Idéal : "le fait que l'idéal ascétique ait tant signifié pour l'homme, voilà qui exprime le trait fondamental de la
volonté humaine, son horror vacui : elle a besoin d'un but, -et plutôt que de ne rien vouloir, elle veut le rien."
(Généalogie… III, 1) "Le prêtre ascétique est le désir incarné du vivre autrement, du vivre ailleurs, il est le
suprême degré de ce désir, sa ferveur et sa passion véritable." (Généalogie… III, 13) "c'est ce que signifie l'idéal
ascétique : il voulait dire que quelque chose manquait, qu'une immense lacune enveloppait l'homme, -incapable
de se justifier, de s'expliquer, de s'affirmer, il souffrait du problème de son sens. Il souffrait aussi d'autres choses,
il était pour l'essentiel un animal maladif : mais son problème n'était pas la souffrance en elle-même, c'était
l'absence de réponse au cri dont il interrogeait : "pourquoi souffrir?" " (…) "le non-sens de la souffrance, et non la
souffrance, est la malédiction qui a pesé jusqu'à présent sur l'humanité, -et l'idéal ascétique lui donnait un sens! "
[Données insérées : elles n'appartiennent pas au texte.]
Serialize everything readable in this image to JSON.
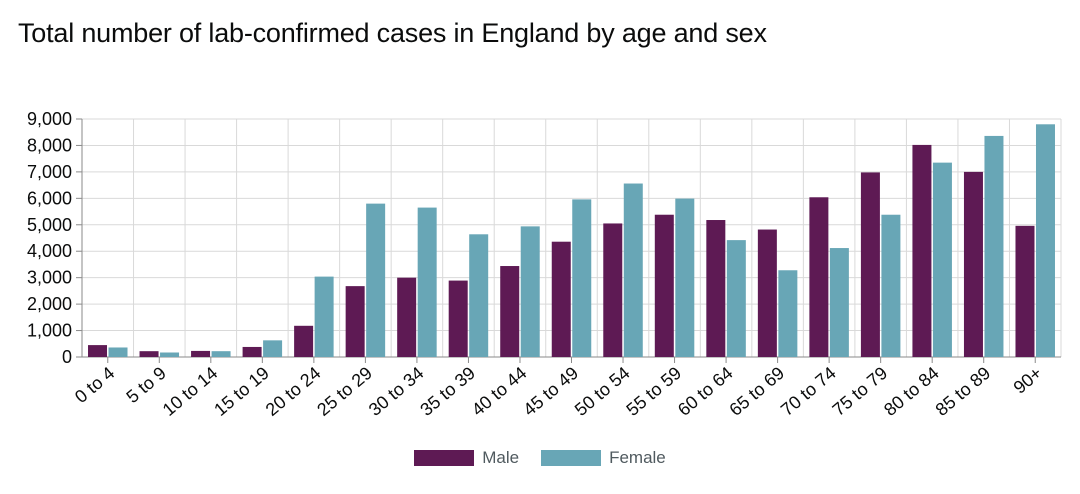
{
  "title": "Total number of lab-confirmed cases in England by age and sex",
  "colors": {
    "male": "#5e1a54",
    "female": "#68a6b6",
    "grid": "#d9d9d9",
    "axis": "#8a8a8a"
  },
  "legend": {
    "male_label": "Male",
    "female_label": "Female"
  },
  "chart_data": {
    "type": "bar",
    "title": "Total number of lab-confirmed cases in England by age and sex",
    "xlabel": "",
    "ylabel": "",
    "ylim": [
      0,
      9000
    ],
    "yticks": [
      0,
      1000,
      2000,
      3000,
      4000,
      5000,
      6000,
      7000,
      8000,
      9000
    ],
    "ytick_labels": [
      "0",
      "1,000",
      "2,000",
      "3,000",
      "4,000",
      "5,000",
      "6,000",
      "7,000",
      "8,000",
      "9,000"
    ],
    "categories": [
      "0 to 4",
      "5 to 9",
      "10 to 14",
      "15 to 19",
      "20 to 24",
      "25 to 29",
      "30 to 34",
      "35 to 39",
      "40 to 44",
      "45 to 49",
      "50 to 54",
      "55 to 59",
      "60 to 64",
      "65 to 69",
      "70 to 74",
      "75 to 79",
      "80 to 84",
      "85 to 89",
      "90+"
    ],
    "series": [
      {
        "name": "Male",
        "values": [
          450,
          220,
          230,
          380,
          1180,
          2680,
          3000,
          2890,
          3440,
          4360,
          5050,
          5380,
          5180,
          4820,
          6040,
          6980,
          8020,
          7000,
          4960
        ]
      },
      {
        "name": "Female",
        "values": [
          360,
          170,
          220,
          630,
          3040,
          5800,
          5650,
          4640,
          4940,
          5960,
          6560,
          5990,
          4420,
          3280,
          4120,
          5380,
          7350,
          8360,
          8800
        ]
      }
    ],
    "legend_position": "bottom-center",
    "grid": true
  }
}
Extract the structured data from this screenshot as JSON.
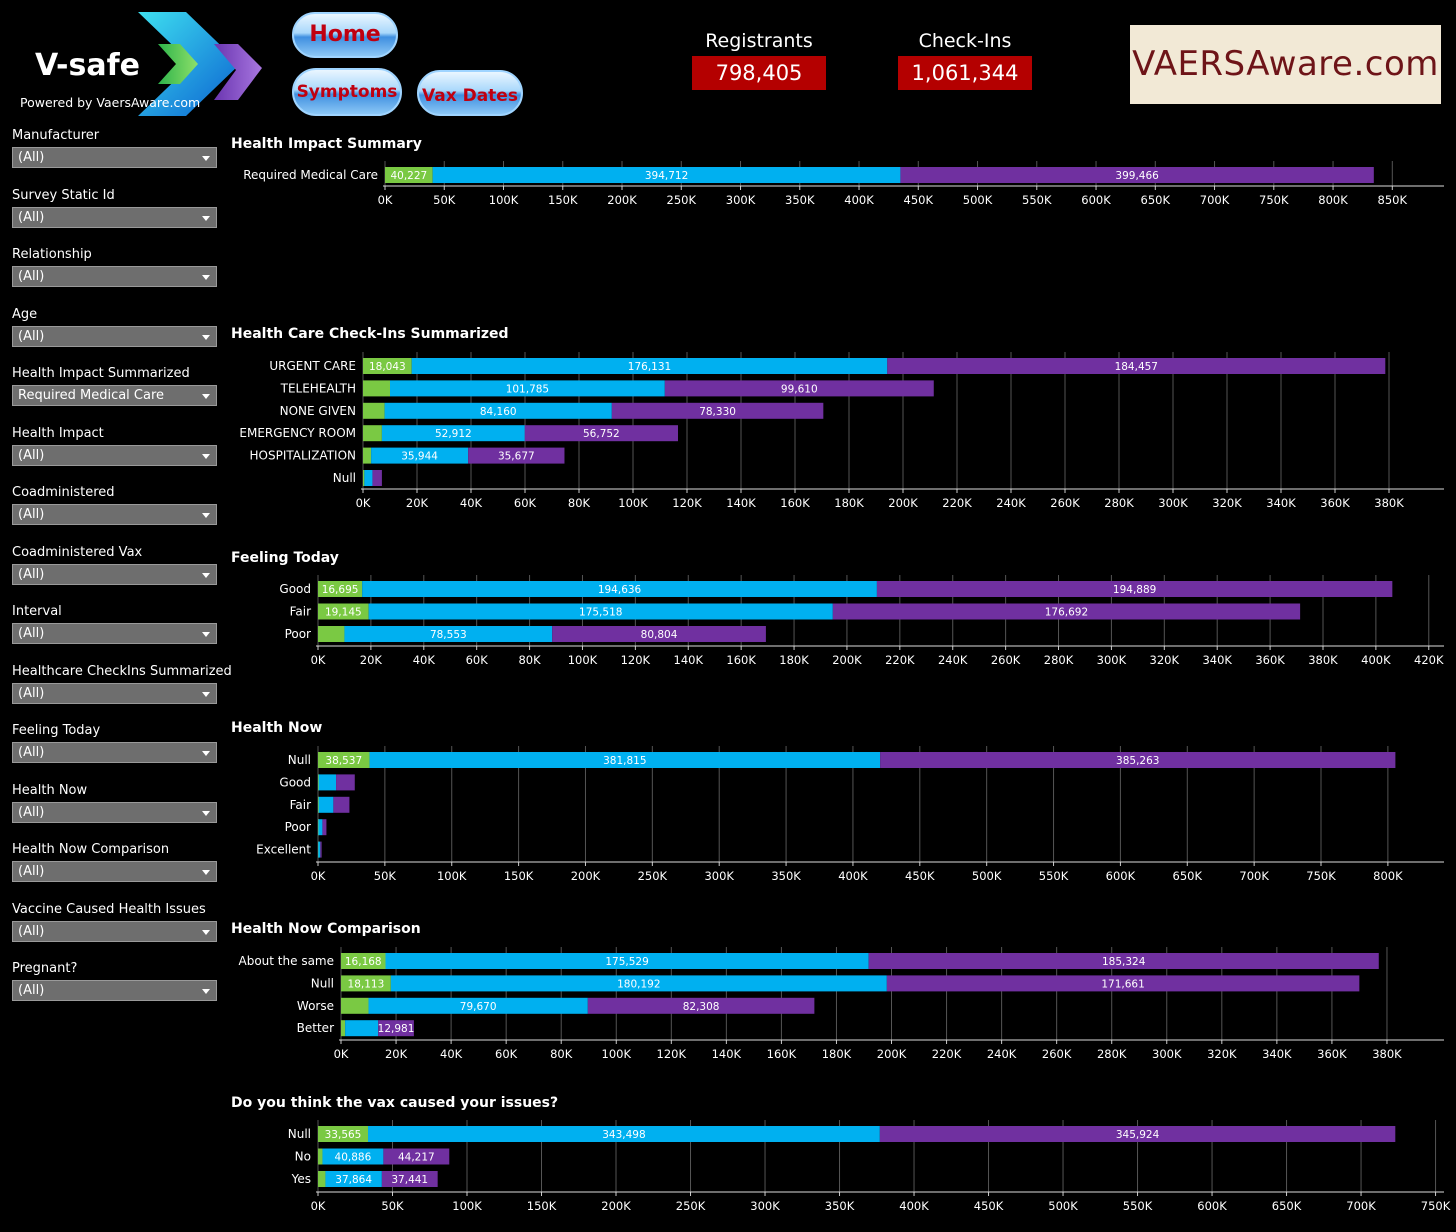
{
  "header": {
    "logo_title": "V-safe",
    "logo_subtitle": "Powered by VaersAware.com",
    "nav": {
      "home": "Home",
      "symptoms": "Symptoms",
      "vax_dates": "Vax Dates"
    },
    "kpis": [
      {
        "label": "Registrants",
        "value": "798,405"
      },
      {
        "label": "Check-Ins",
        "value": "1,061,344"
      }
    ],
    "brand": "VAERSAware.com"
  },
  "filters": [
    {
      "label": "Manufacturer",
      "value": "(All)"
    },
    {
      "label": "Survey Static Id",
      "value": "(All)"
    },
    {
      "label": "Relationship",
      "value": "(All)"
    },
    {
      "label": "Age",
      "value": "(All)"
    },
    {
      "label": "Health Impact Summarized",
      "value": "Required Medical Care"
    },
    {
      "label": "Health Impact",
      "value": "(All)"
    },
    {
      "label": "Coadministered",
      "value": "(All)"
    },
    {
      "label": "Coadministered Vax",
      "value": "(All)"
    },
    {
      "label": "Interval",
      "value": "(All)"
    },
    {
      "label": "Healthcare CheckIns Summarized",
      "value": "(All)"
    },
    {
      "label": "Feeling Today",
      "value": "(All)"
    },
    {
      "label": "Health Now",
      "value": "(All)"
    },
    {
      "label": "Health Now Comparison",
      "value": "(All)"
    },
    {
      "label": "Vaccine Caused Health Issues",
      "value": "(All)"
    },
    {
      "label": "Pregnant?",
      "value": "(All)"
    }
  ],
  "colors": {
    "green": "#7ac943",
    "blue": "#00b0f0",
    "purple": "#7030a0"
  },
  "chart_data": [
    {
      "type": "bar",
      "title": "Health Impact Summary",
      "categories": [
        "Required Medical Care"
      ],
      "series": [
        {
          "values": [
            40227
          ],
          "labels": [
            "40,227"
          ]
        },
        {
          "values": [
            394712
          ],
          "labels": [
            "394,712"
          ]
        },
        {
          "values": [
            399466
          ],
          "labels": [
            "399,466"
          ]
        }
      ],
      "xlim": [
        0,
        870000
      ],
      "ticks": [
        0,
        50000,
        100000,
        150000,
        200000,
        250000,
        300000,
        350000,
        400000,
        450000,
        500000,
        550000,
        600000,
        650000,
        700000,
        750000,
        800000,
        850000
      ],
      "tick_labels": [
        "0K",
        "50K",
        "100K",
        "150K",
        "200K",
        "250K",
        "300K",
        "350K",
        "400K",
        "450K",
        "500K",
        "550K",
        "600K",
        "650K",
        "700K",
        "750K",
        "800K",
        "850K"
      ]
    },
    {
      "type": "bar",
      "title": "Health Care Check-Ins Summarized",
      "categories": [
        "URGENT CARE",
        "TELEHEALTH",
        "NONE GIVEN",
        "EMERGENCY ROOM",
        "HOSPITALIZATION",
        "Null"
      ],
      "series": [
        {
          "values": [
            18043,
            10000,
            8000,
            7000,
            3000,
            500
          ],
          "labels": [
            "18,043",
            "",
            "",
            "",
            "",
            ""
          ]
        },
        {
          "values": [
            176131,
            101785,
            84160,
            52912,
            35944,
            3000
          ],
          "labels": [
            "176,131",
            "101,785",
            "84,160",
            "52,912",
            "35,944",
            ""
          ]
        },
        {
          "values": [
            184457,
            99610,
            78330,
            56752,
            35677,
            3500
          ],
          "labels": [
            "184,457",
            "99,610",
            "78,330",
            "56,752",
            "35,677",
            ""
          ]
        }
      ],
      "xlim": [
        0,
        390000
      ],
      "ticks": [
        0,
        20000,
        40000,
        60000,
        80000,
        100000,
        120000,
        140000,
        160000,
        180000,
        200000,
        220000,
        240000,
        260000,
        280000,
        300000,
        320000,
        340000,
        360000,
        380000
      ],
      "tick_labels": [
        "0K",
        "20K",
        "40K",
        "60K",
        "80K",
        "100K",
        "120K",
        "140K",
        "160K",
        "180K",
        "200K",
        "220K",
        "240K",
        "260K",
        "280K",
        "300K",
        "320K",
        "340K",
        "360K",
        "380K"
      ]
    },
    {
      "type": "bar",
      "title": "Feeling Today",
      "categories": [
        "Good",
        "Fair",
        "Poor"
      ],
      "series": [
        {
          "values": [
            16695,
            19145,
            10000
          ],
          "labels": [
            "16,695",
            "19,145",
            ""
          ]
        },
        {
          "values": [
            194636,
            175518,
            78553
          ],
          "labels": [
            "194,636",
            "175,518",
            "78,553"
          ]
        },
        {
          "values": [
            194889,
            176692,
            80804
          ],
          "labels": [
            "194,889",
            "176,692",
            "80,804"
          ]
        }
      ],
      "xlim": [
        0,
        425000
      ],
      "ticks": [
        0,
        20000,
        40000,
        60000,
        80000,
        100000,
        120000,
        140000,
        160000,
        180000,
        200000,
        220000,
        240000,
        260000,
        280000,
        300000,
        320000,
        340000,
        360000,
        380000,
        400000,
        420000
      ],
      "tick_labels": [
        "0K",
        "20K",
        "40K",
        "60K",
        "80K",
        "100K",
        "120K",
        "140K",
        "160K",
        "180K",
        "200K",
        "220K",
        "240K",
        "260K",
        "280K",
        "300K",
        "320K",
        "340K",
        "360K",
        "380K",
        "400K",
        "420K"
      ]
    },
    {
      "type": "bar",
      "title": "Health Now",
      "categories": [
        "Null",
        "Good",
        "Fair",
        "Poor",
        "Excellent"
      ],
      "series": [
        {
          "values": [
            38537,
            500,
            500,
            300,
            200
          ],
          "labels": [
            "38,537",
            "",
            "",
            "",
            ""
          ]
        },
        {
          "values": [
            381815,
            13000,
            11000,
            3000,
            1500
          ],
          "labels": [
            "381,815",
            "",
            "",
            "",
            ""
          ]
        },
        {
          "values": [
            385263,
            14000,
            12000,
            3000,
            1000
          ],
          "labels": [
            "385,263",
            "",
            "",
            "",
            ""
          ]
        }
      ],
      "xlim": [
        0,
        830000
      ],
      "ticks": [
        0,
        50000,
        100000,
        150000,
        200000,
        250000,
        300000,
        350000,
        400000,
        450000,
        500000,
        550000,
        600000,
        650000,
        700000,
        750000,
        800000
      ],
      "tick_labels": [
        "0K",
        "50K",
        "100K",
        "150K",
        "200K",
        "250K",
        "300K",
        "350K",
        "400K",
        "450K",
        "500K",
        "550K",
        "600K",
        "650K",
        "700K",
        "750K",
        "800K"
      ]
    },
    {
      "type": "bar",
      "title": "Health Now Comparison",
      "categories": [
        "About the same",
        "Null",
        "Worse",
        "Better"
      ],
      "series": [
        {
          "values": [
            16168,
            18113,
            10000,
            1500
          ],
          "labels": [
            "16,168",
            "18,113",
            "",
            ""
          ]
        },
        {
          "values": [
            175529,
            180192,
            79670,
            12000
          ],
          "labels": [
            "175,529",
            "180,192",
            "79,670",
            ""
          ]
        },
        {
          "values": [
            185324,
            171661,
            82308,
            12981
          ],
          "labels": [
            "185,324",
            "171,661",
            "82,308",
            "12,981"
          ]
        }
      ],
      "xlim": [
        0,
        392000
      ],
      "ticks": [
        0,
        20000,
        40000,
        60000,
        80000,
        100000,
        120000,
        140000,
        160000,
        180000,
        200000,
        220000,
        240000,
        260000,
        280000,
        300000,
        320000,
        340000,
        360000,
        380000
      ],
      "tick_labels": [
        "0K",
        "20K",
        "40K",
        "60K",
        "80K",
        "100K",
        "120K",
        "140K",
        "160K",
        "180K",
        "200K",
        "220K",
        "240K",
        "260K",
        "280K",
        "300K",
        "320K",
        "340K",
        "360K",
        "380K"
      ]
    },
    {
      "type": "bar",
      "title": "Do you think the vax caused your issues?",
      "categories": [
        "Null",
        "No",
        "Yes"
      ],
      "series": [
        {
          "values": [
            33565,
            3000,
            5000
          ],
          "labels": [
            "33,565",
            "",
            ""
          ]
        },
        {
          "values": [
            343498,
            40886,
            37864
          ],
          "labels": [
            "343,498",
            "40,886",
            "37,864"
          ]
        },
        {
          "values": [
            345924,
            44217,
            37441
          ],
          "labels": [
            "345,924",
            "44,217",
            "37,441"
          ]
        }
      ],
      "xlim": [
        0,
        755000
      ],
      "ticks": [
        0,
        50000,
        100000,
        150000,
        200000,
        250000,
        300000,
        350000,
        400000,
        450000,
        500000,
        550000,
        600000,
        650000,
        700000,
        750000
      ],
      "tick_labels": [
        "0K",
        "50K",
        "100K",
        "150K",
        "200K",
        "250K",
        "300K",
        "350K",
        "400K",
        "450K",
        "500K",
        "550K",
        "600K",
        "650K",
        "700K",
        "750K"
      ]
    }
  ]
}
(…) "En lui la souffrance était interprétée; l'immense vide semblait comblé; la porte se fermait devant le nihilisme
et son suicide. Sans aucun doute, l'interprétation entraînait une nouvelle souffrance, une souffrance plus
profonde, plus intime, plus venimeuse, plus dévorante : elle plaçait toute souffrance dans la perspective de la
faute…Mais malgré tout –l'homme ainsi était sauvé, il avait un sens, il cessait d'être comme une feuille dans le
vent, jouet de l'absurde, de la privation de sens, il pouvait désormais vouloir quelque chose, -et ce qu'il voulait,
pourquoi et par quoi il le voulait importe peu : la volonté elle-même était sauvée" (…) "…tout cela signifie, osons
le comprendre, une volonté de néant, une aversion de la vie, une révolte contre les conditions fondamentales de
la vie, mais cela est et demeure une volonté!… Et pour répéter à la fin ce que j'ai dit au début : l'homme aime
mieux vouloir le néant que ne pas vouloir…" (Généalogie… III, 28, fin) "La réapparition constante de ces
doctrinaires de la finalité de l'existence n'en a pas moins eu pour effet de modifier la nature humaine –cette
nature a désormais un besoin de plus, précisément le besoin de la constante réapparition de pareils doctrinaires,
de pareilles doctrines de la finalité. L'homme est devenu peu à peu un animal fantasque, lequel, plus que tout
autre animal, se trouve devoir satisfaire à une nécessité vitale : il faut que de temps en temps l'homme croie
savoir pourquoi il existe, son espèce ne saurait prospérer sans une confiance périodique dans la vie." (Gai
Savoir Folio, pp.51-52)
Lecture : "Evidemment, pour pouvoir pratiquer la lecture comme un art, une chose avant toute autre est
nécessaire, que l'on a parfaitement oubliée de nos jours –il se passera donc encore du temps avant que mes
écrits soient "lisibles"-, une chose qui nous demanderait presque d'être de la race bovine et certainement pas un
"homme moderne", je veux dire : savoir ruminer…" (Généalogie… Avant propos, 8) "Dans les moments où je
travaille beaucoup on ne voit pas de livres chez moi : je me garderais bien de laisser parler ou seulement penser
quelqu'un dans mon voisinage... " (Ecce Homo, "Pourquoi j'en sais si long?"§3) "Une autre mesure de
sagesse et de tactique défensive consiste à réagir le plus rarement possible, à se soustraire aux situations, aux
conditions qui vous condamneraient à suspendre en quelque sorte votre initiative et votre « liberté » pour devenir
un simple réactif. Je prends comme terme de comparaison nos rapports avec les livres. Le savant, qui ne fait
plus au fond que « déplacer » des livres - deux cents par jour pour un philologue de dispositions moyennes finit
par perdre radicalement la faculté de penser par lui-même. S'il ne remue plus de livres il cesse de penser. Il
répond simplement à une excitation, à une idée qu'il a lue, et finit par se contenter de réagir. Le savant dépense
toute sa force à approuver et à contredire, à critiquer du déjà pensé, lui-même ne pense plus du tout... Son
instinct de défense s'est usé, autrement il se garderait des livres. Le savant est un décadent. J'ai vu de mes yeux
des natures riches, douées et nées pour la liberté, ruinées dès la trentaine par la lecture et réduites pour jamais
au simple rôle d'allumettes qu'il faut frotter pour leur faire donner des étincelles, des « pensées ». Lire un livre de
bon matin, au lever du jour, en pleine fraîcheur d'esprit, en pleine aurore de la force, j'appelle cela du vice !"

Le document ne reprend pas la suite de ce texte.